その後近くの森まで行き、実験台としてゴブリンを捕まえた。
「さ、やってみようか。」
3人とも緊張した面持ちで手を前に出し魔力を込めている。
うん、それぞれイメージ通りの効果が出たみたいだ。3人共満足しているような表情をしている。
その後は実戦練習を行い、動きながら当てる練習をした。
最初は中々上手くいかなかったが徐々に慣れてきたのか、当たるようになってきた。
今日はこの辺にして帰ろうと思い、街に戻ると街の入口付近で誰かと言い争っている声が聞こえた。
うっわカッシュじゃん。あの馬鹿何やってんだよ。
近づいてみるとやはり言い争っていた。相手は冒険者だろうか? よく見ると顔に見覚えがある。確かBランクの冒険者のはずだ。名前は知らないけど。
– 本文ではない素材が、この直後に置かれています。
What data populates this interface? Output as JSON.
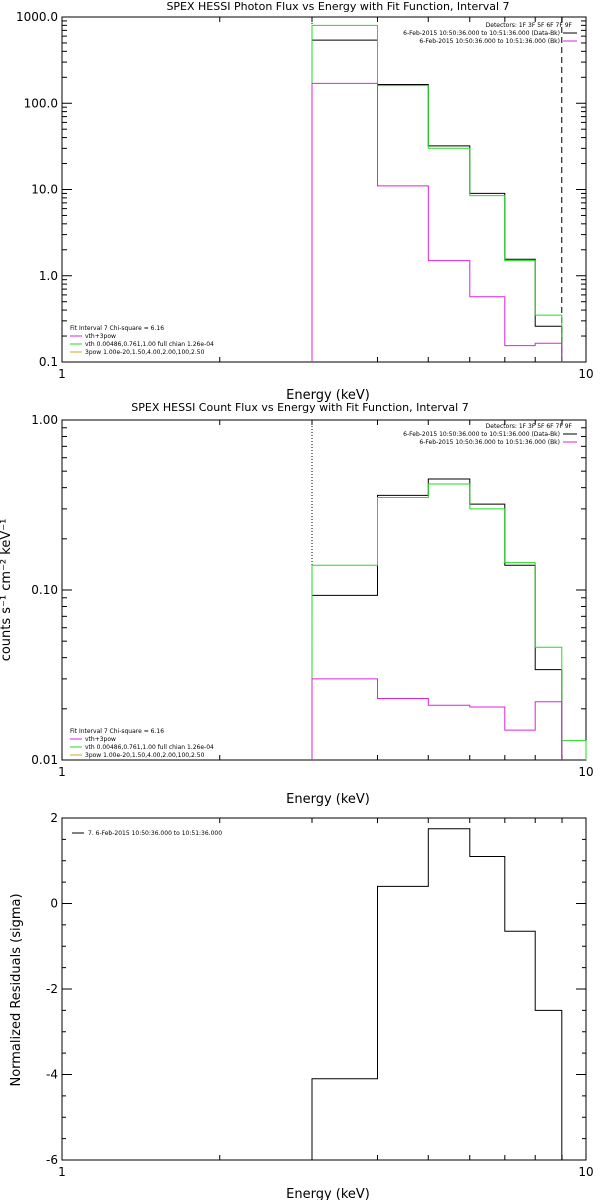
{
  "colors": {
    "data": "#000000",
    "total": "#22dd22",
    "vthbkg": "#dd22dd",
    "bkg": "#dd22dd",
    "thermal": "#22dd22",
    "powerlaw": "#ccaa22"
  },
  "chart_data": [
    {
      "type": "line",
      "title": "SPEX HESSI Photon Flux vs Energy with Fit Function, Interval 7",
      "xlabel": "Energy (keV)",
      "ylabel": "",
      "xscale": "log",
      "yscale": "log",
      "xlim": [
        1,
        10
      ],
      "ylim": [
        0.1,
        1000
      ],
      "xticks": [
        {
          "v": 1,
          "label": "1"
        },
        {
          "v": 10,
          "label": "10"
        }
      ],
      "yticks": [
        {
          "v": 0.1,
          "label": "0.1"
        },
        {
          "v": 1,
          "label": "1.0"
        },
        {
          "v": 10,
          "label": "10.0"
        },
        {
          "v": 100,
          "label": "100.0"
        },
        {
          "v": 1000,
          "label": "1000.0"
        }
      ],
      "vlines": [
        {
          "x": 3.0,
          "style": "dotted"
        },
        {
          "x": 8.99,
          "style": "dashed"
        }
      ],
      "legend_top": [
        "Detectors: 1F 3F 5F 6F 7F 9F",
        "6-Feb-2015 10:50:36.000 to 10:51:36.000 (Data-Bk)",
        "6-Feb-2015 10:50:36.000 to 10:51:36.000 (Bk)"
      ],
      "legend_bottom": [
        "Fit Interval 7   Chi-square = 6.16",
        "vth+3pow",
        "vth 0.00486,0.761,1.00  full chian 1.26e-04",
        "3pow 1.00e-20,1.50,4.00,2.00,100,2.50"
      ],
      "series": [
        {
          "name": "",
          "color_key": "data",
          "edges": [
            3.0,
            4.0,
            5.0,
            6.0,
            7.0,
            8.0,
            8.99
          ],
          "values": [
            540,
            165,
            32,
            9.0,
            1.55,
            0.26
          ]
        },
        {
          "name": "",
          "color_key": "total",
          "edges": [
            3.0,
            4.0,
            5.0,
            6.0,
            7.0,
            8.0,
            8.99
          ],
          "values": [
            800,
            160,
            30,
            8.5,
            1.5,
            0.35
          ]
        },
        {
          "name": "",
          "color_key": "vthbkg",
          "edges": [
            3.0,
            4.0,
            5.0,
            6.0,
            7.0,
            8.0,
            8.99
          ],
          "values": [
            170,
            11,
            1.5,
            0.57,
            0.155,
            0.165
          ]
        }
      ]
    },
    {
      "type": "line",
      "title": "SPEX HESSI Count Flux vs Energy with Fit Function, Interval 7",
      "xlabel": "Energy (keV)",
      "ylabel": "counts s⁻¹ cm⁻² keV⁻¹",
      "xscale": "log",
      "yscale": "log",
      "xlim": [
        1,
        10
      ],
      "ylim": [
        0.01,
        1.0
      ],
      "xticks": [
        {
          "v": 1,
          "label": "1"
        },
        {
          "v": 10,
          "label": "10"
        }
      ],
      "yticks": [
        {
          "v": 0.01,
          "label": "0.01"
        },
        {
          "v": 0.1,
          "label": "0.10"
        },
        {
          "v": 1,
          "label": "1.00"
        }
      ],
      "vlines": [
        {
          "x": 3.0,
          "style": "dotted"
        }
      ],
      "legend_top": [
        "Detectors: 1F 3F 5F 6F 7F 9F",
        "6-Feb-2015 10:50:36.000 to 10:51:36.000 (Data-Bk)",
        "6-Feb-2015 10:50:36.000 to 10:51:36.000 (Bk)"
      ],
      "legend_bottom": [
        "Fit Interval 7   Chi-square = 6.16",
        "vth+3pow",
        "vth 0.00486,0.761,1.00  full chian 1.26e-04",
        "3pow 1.00e-20,1.50,4.00,2.00,100,2.50"
      ],
      "series": [
        {
          "name": "",
          "color_key": "data",
          "edges": [
            3.0,
            4.0,
            5.0,
            6.0,
            7.0,
            8.0,
            8.99
          ],
          "values": [
            0.093,
            0.36,
            0.45,
            0.32,
            0.14,
            0.034
          ]
        },
        {
          "name": "",
          "color_key": "total",
          "edges": [
            3.0,
            4.0,
            5.0,
            6.0,
            7.0,
            8.0,
            8.99,
            10.0
          ],
          "values": [
            0.14,
            0.35,
            0.42,
            0.3,
            0.145,
            0.046,
            0.013
          ]
        },
        {
          "name": "",
          "color_key": "bkg",
          "edges": [
            3.0,
            4.0,
            5.0,
            6.0,
            7.0,
            8.0,
            8.99
          ],
          "values": [
            0.03,
            0.023,
            0.021,
            0.0205,
            0.015,
            0.022
          ]
        }
      ]
    },
    {
      "type": "line",
      "title": "",
      "xlabel": "Energy (keV)",
      "ylabel": "Normalized Residuals (sigma)",
      "xscale": "log",
      "yscale": "linear",
      "xlim": [
        1,
        10
      ],
      "ylim": [
        -6,
        2
      ],
      "xticks": [
        {
          "v": 1,
          "label": "1"
        },
        {
          "v": 10,
          "label": "10"
        }
      ],
      "yticks": [
        {
          "v": -6,
          "label": "-6"
        },
        {
          "v": -4,
          "label": "-4"
        },
        {
          "v": -2,
          "label": "-2"
        },
        {
          "v": 0,
          "label": "0"
        },
        {
          "v": 2,
          "label": "2"
        }
      ],
      "vlines": [],
      "legend_left": [
        "7.  6-Feb-2015 10:50:36.000 to 10:51:36.000"
      ],
      "series": [
        {
          "name": "",
          "color_key": "data",
          "edges": [
            3.0,
            4.0,
            5.0,
            6.0,
            7.0,
            8.0,
            8.99
          ],
          "values": [
            -4.1,
            0.4,
            1.75,
            1.1,
            -0.65,
            -2.5
          ]
        }
      ]
    }
  ]
}
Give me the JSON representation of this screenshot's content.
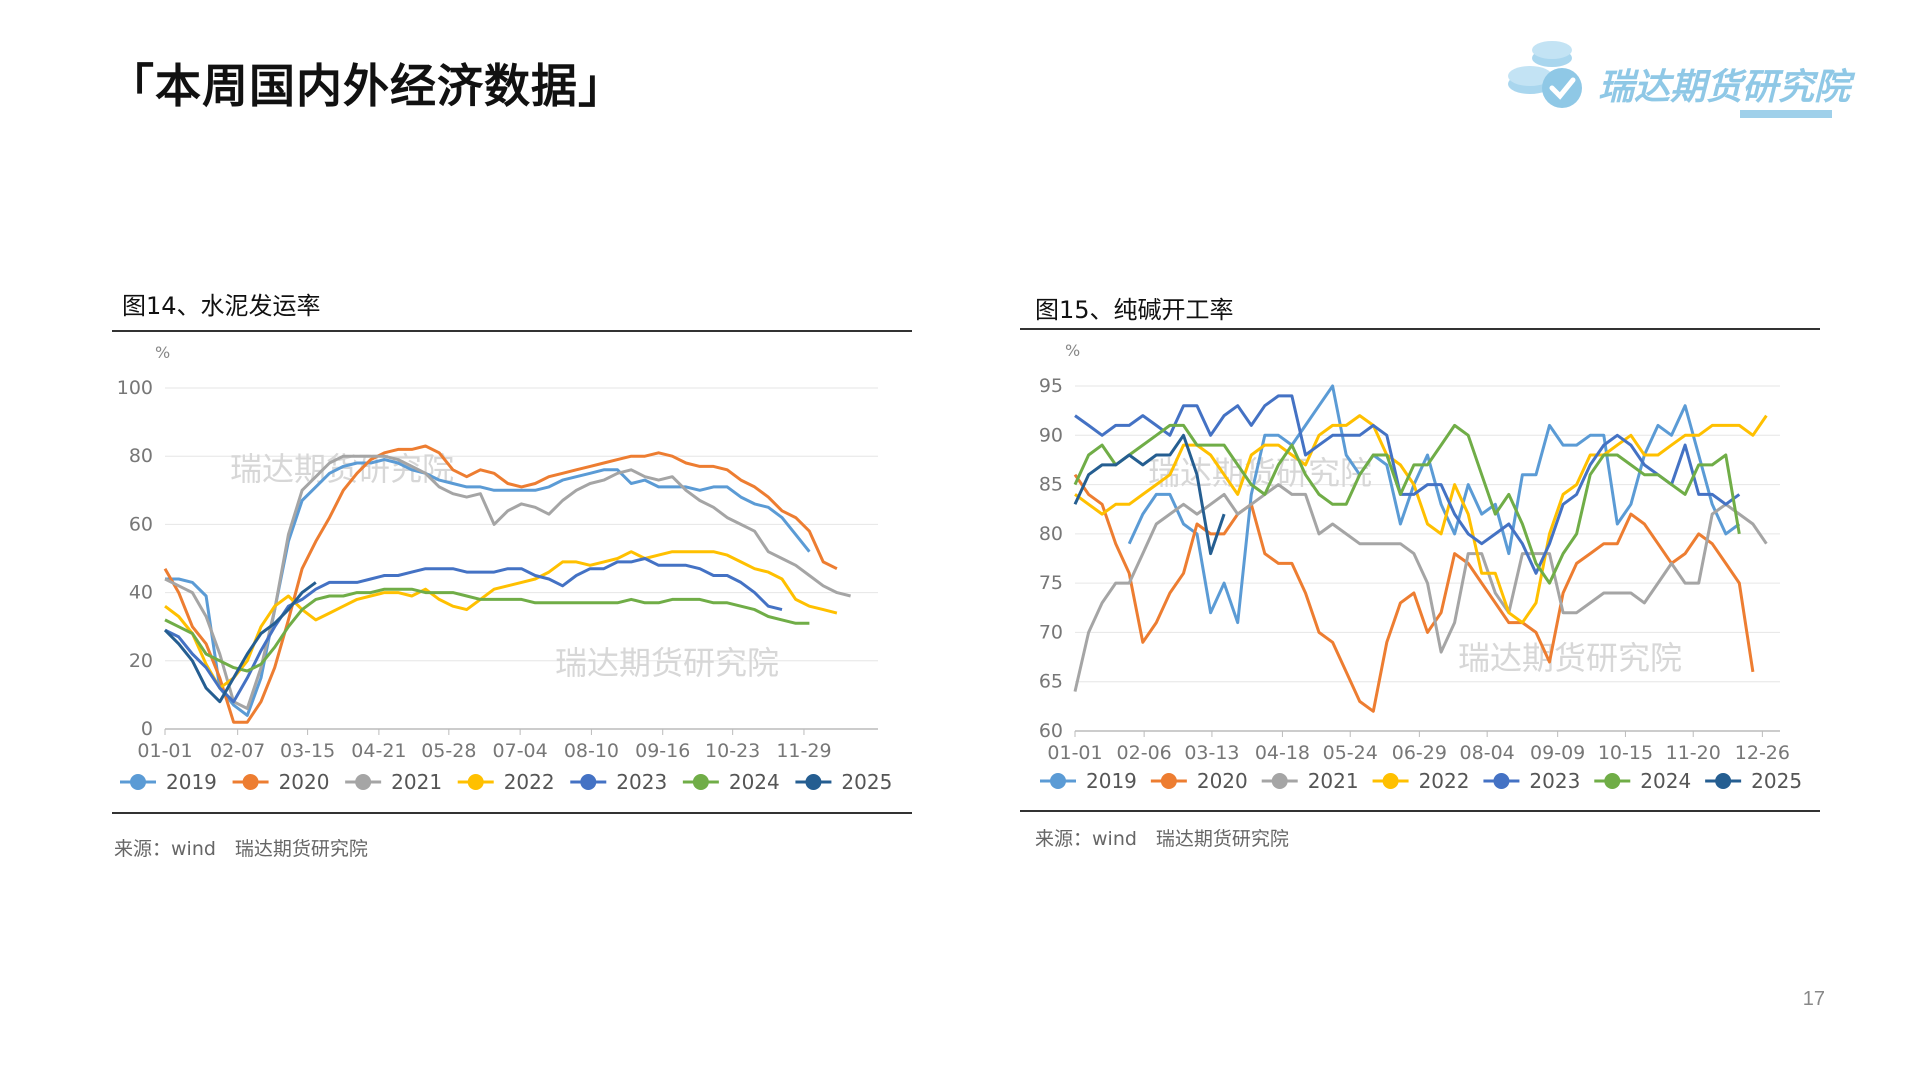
{
  "page": {
    "title": "「本周国内外经济数据」",
    "logo_text": "瑞达期货研究院",
    "page_number": "17",
    "watermark": "瑞达期货研究院"
  },
  "left_panel": {
    "caption": "图14、水泥发运率",
    "source": "来源：wind　瑞达期货研究院"
  },
  "right_panel": {
    "caption": "图15、纯碱开工率",
    "source": "来源：wind　瑞达期货研究院"
  },
  "colors": {
    "2019": "#5b9bd5",
    "2020": "#ed7d31",
    "2021": "#a5a5a5",
    "2022": "#ffc000",
    "2023": "#4472c4",
    "2024": "#70ad47",
    "2025": "#255e91",
    "grid": "#e6e6e6",
    "rule": "#333333",
    "logo": "#8fc8e6"
  },
  "chart_data": [
    {
      "type": "line",
      "title": "",
      "ylabel": "%",
      "ylim": [
        0,
        100
      ],
      "yticks": [
        0,
        20,
        40,
        60,
        80,
        100
      ],
      "xlim": [
        0,
        52
      ],
      "xticks": [
        {
          "x": 0,
          "label": "01-01"
        },
        {
          "x": 5.3,
          "label": "02-07"
        },
        {
          "x": 10.4,
          "label": "03-15"
        },
        {
          "x": 15.6,
          "label": "04-21"
        },
        {
          "x": 20.7,
          "label": "05-28"
        },
        {
          "x": 25.9,
          "label": "07-04"
        },
        {
          "x": 31.1,
          "label": "08-10"
        },
        {
          "x": 36.3,
          "label": "09-16"
        },
        {
          "x": 41.4,
          "label": "10-23"
        },
        {
          "x": 46.6,
          "label": "11-29"
        }
      ],
      "series": [
        {
          "name": "2019",
          "values": [
            44,
            44,
            43,
            39,
            12,
            7,
            4,
            15,
            35,
            55,
            67,
            71,
            75,
            77,
            78,
            78,
            79,
            78,
            76,
            75,
            73,
            72,
            71,
            71,
            70,
            70,
            70,
            70,
            71,
            73,
            74,
            75,
            76,
            76,
            72,
            73,
            71,
            71,
            71,
            70,
            71,
            71,
            68,
            66,
            65,
            62,
            57,
            52
          ]
        },
        {
          "name": "2020",
          "values": [
            47,
            40,
            30,
            25,
            15,
            2,
            2,
            8,
            18,
            32,
            47,
            55,
            62,
            70,
            75,
            79,
            81,
            82,
            82,
            83,
            81,
            76,
            74,
            76,
            75,
            72,
            71,
            72,
            74,
            75,
            76,
            77,
            78,
            79,
            80,
            80,
            81,
            80,
            78,
            77,
            77,
            76,
            73,
            71,
            68,
            64,
            62,
            58,
            49,
            47
          ]
        },
        {
          "name": "2021",
          "values": [
            44,
            42,
            40,
            33,
            22,
            8,
            6,
            18,
            35,
            57,
            70,
            74,
            78,
            80,
            80,
            80,
            80,
            79,
            77,
            75,
            71,
            69,
            68,
            69,
            60,
            64,
            66,
            65,
            63,
            67,
            70,
            72,
            73,
            75,
            76,
            74,
            73,
            74,
            70,
            67,
            65,
            62,
            60,
            58,
            52,
            50,
            48,
            45,
            42,
            40,
            39
          ]
        },
        {
          "name": "2022",
          "values": [
            36,
            33,
            28,
            19,
            12,
            15,
            20,
            30,
            36,
            39,
            35,
            32,
            34,
            36,
            38,
            39,
            40,
            40,
            39,
            41,
            38,
            36,
            35,
            38,
            41,
            42,
            43,
            44,
            46,
            49,
            49,
            48,
            49,
            50,
            52,
            50,
            51,
            52,
            52,
            52,
            52,
            51,
            49,
            47,
            46,
            44,
            38,
            36,
            35,
            34
          ]
        },
        {
          "name": "2023",
          "values": [
            29,
            27,
            22,
            18,
            12,
            8,
            15,
            23,
            30,
            36,
            38,
            41,
            43,
            43,
            43,
            44,
            45,
            45,
            46,
            47,
            47,
            47,
            46,
            46,
            46,
            47,
            47,
            45,
            44,
            42,
            45,
            47,
            47,
            49,
            49,
            50,
            48,
            48,
            48,
            47,
            45,
            45,
            43,
            40,
            36,
            35
          ]
        },
        {
          "name": "2024",
          "values": [
            32,
            30,
            28,
            22,
            20,
            18,
            17,
            19,
            24,
            30,
            35,
            38,
            39,
            39,
            40,
            40,
            41,
            41,
            41,
            40,
            40,
            40,
            39,
            38,
            38,
            38,
            38,
            37,
            37,
            37,
            37,
            37,
            37,
            37,
            38,
            37,
            37,
            38,
            38,
            38,
            37,
            37,
            36,
            35,
            33,
            32,
            31,
            31
          ]
        },
        {
          "name": "2025",
          "values": [
            29,
            25,
            20,
            12,
            8,
            15,
            22,
            28,
            31,
            35,
            40,
            43
          ]
        }
      ]
    },
    {
      "type": "line",
      "title": "",
      "ylabel": "%",
      "ylim": [
        60,
        95
      ],
      "yticks": [
        60,
        65,
        70,
        75,
        80,
        85,
        90,
        95
      ],
      "xlim": [
        0,
        52
      ],
      "xticks": [
        {
          "x": 0,
          "label": "01-01"
        },
        {
          "x": 5.1,
          "label": "02-06"
        },
        {
          "x": 10.1,
          "label": "03-13"
        },
        {
          "x": 15.3,
          "label": "04-18"
        },
        {
          "x": 20.3,
          "label": "05-24"
        },
        {
          "x": 25.4,
          "label": "06-29"
        },
        {
          "x": 30.4,
          "label": "08-04"
        },
        {
          "x": 35.6,
          "label": "09-09"
        },
        {
          "x": 40.6,
          "label": "10-15"
        },
        {
          "x": 45.6,
          "label": "11-20"
        },
        {
          "x": 50.7,
          "label": "12-26"
        }
      ],
      "series": [
        {
          "name": "2019",
          "values": [
            null,
            null,
            null,
            null,
            79,
            82,
            84,
            84,
            81,
            80,
            72,
            75,
            71,
            84,
            90,
            90,
            89,
            91,
            93,
            95,
            88,
            86,
            88,
            87,
            81,
            85,
            88,
            83,
            80,
            85,
            82,
            83,
            78,
            86,
            86,
            91,
            89,
            89,
            90,
            90,
            81,
            83,
            88,
            91,
            90,
            93,
            88,
            83,
            80,
            81
          ]
        },
        {
          "name": "2020",
          "values": [
            86,
            84,
            83,
            79,
            76,
            69,
            71,
            74,
            76,
            81,
            80,
            80,
            82,
            83,
            78,
            77,
            77,
            74,
            70,
            69,
            66,
            63,
            62,
            69,
            73,
            74,
            70,
            72,
            78,
            77,
            75,
            73,
            71,
            71,
            70,
            67,
            74,
            77,
            78,
            79,
            79,
            82,
            81,
            79,
            77,
            78,
            80,
            79,
            77,
            75,
            66
          ]
        },
        {
          "name": "2021",
          "values": [
            64,
            70,
            73,
            75,
            75,
            78,
            81,
            82,
            83,
            82,
            83,
            84,
            82,
            83,
            84,
            85,
            84,
            84,
            80,
            81,
            80,
            79,
            79,
            79,
            79,
            78,
            75,
            68,
            71,
            78,
            78,
            74,
            72,
            78,
            78,
            78,
            72,
            72,
            73,
            74,
            74,
            74,
            73,
            75,
            77,
            75,
            75,
            82,
            83,
            82,
            81,
            79
          ]
        },
        {
          "name": "2022",
          "values": [
            84,
            83,
            82,
            83,
            83,
            84,
            85,
            86,
            89,
            89,
            88,
            86,
            84,
            88,
            89,
            89,
            88,
            87,
            90,
            91,
            91,
            92,
            91,
            88,
            87,
            85,
            81,
            80,
            85,
            82,
            76,
            76,
            72,
            71,
            73,
            80,
            84,
            85,
            88,
            88,
            89,
            90,
            88,
            88,
            89,
            90,
            90,
            91,
            91,
            91,
            90,
            92
          ]
        },
        {
          "name": "2023",
          "values": [
            92,
            91,
            90,
            91,
            91,
            92,
            91,
            90,
            93,
            93,
            90,
            92,
            93,
            91,
            93,
            94,
            94,
            88,
            89,
            90,
            90,
            90,
            91,
            90,
            84,
            84,
            85,
            85,
            82,
            80,
            79,
            80,
            81,
            79,
            76,
            79,
            83,
            84,
            87,
            89,
            90,
            89,
            87,
            86,
            85,
            89,
            84,
            84,
            83,
            84
          ]
        },
        {
          "name": "2024",
          "values": [
            85,
            88,
            89,
            87,
            88,
            89,
            90,
            91,
            91,
            89,
            89,
            89,
            87,
            85,
            84,
            87,
            89,
            86,
            84,
            83,
            83,
            86,
            88,
            88,
            84,
            87,
            87,
            89,
            91,
            90,
            86,
            82,
            84,
            81,
            77,
            75,
            78,
            80,
            86,
            88,
            88,
            87,
            86,
            86,
            85,
            84,
            87,
            87,
            88,
            80
          ]
        },
        {
          "name": "2025",
          "values": [
            83,
            86,
            87,
            87,
            88,
            87,
            88,
            88,
            90,
            86,
            78,
            82
          ]
        }
      ]
    }
  ]
}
なんにせよこんな街中で喧嘩とか勘弁してくれよ。とりあえず止めに入ることにする。
するとこちらに気付いたようで声を掛けてくる。
「テメェ!この前はよくも卑怯な真似してくれたな!!」
えぇ・・・正々堂々戦って負けたくせにどこまで救えねぇ馬鹿だよ。どうしたものかと考えていると後ろの方にいたティナ達が前に出てきた。こいつらはカッシュと一緒に甘い汁を啜ってた奴らだ。
あーもう面倒くさいな。
しかし、一向に戦う気配がない。何故だろうと見ていると、カッシュが一方的に罵倒を浴びせているだけだった。しかも同じ言葉の繰り返し。
「ふぁ・・・もう帰って良い?」
「馬鹿にしてんのか!!」
「その通りだよバーカ。」
馬鹿にしてないわけがないだろこんな馬鹿。
「お前も随分偉くなったじゃない。」
ティナが前に出て煽ってくる。
「お前は随分見窄らしくなったな。シワ増えてんじゃん。」
「なんだと!!!」
俺は頭を抱えてため息をつく。
はぁ・・・。こいつは救いようのないアホだ。ここまで来ると逆に感心するレベルだぞ。呆れを通り越して尊敬に値する。
ティナ達は完全に舐めきった態度を取っている。このままだと殺し合いになりかねない。と言うか殺しかねない。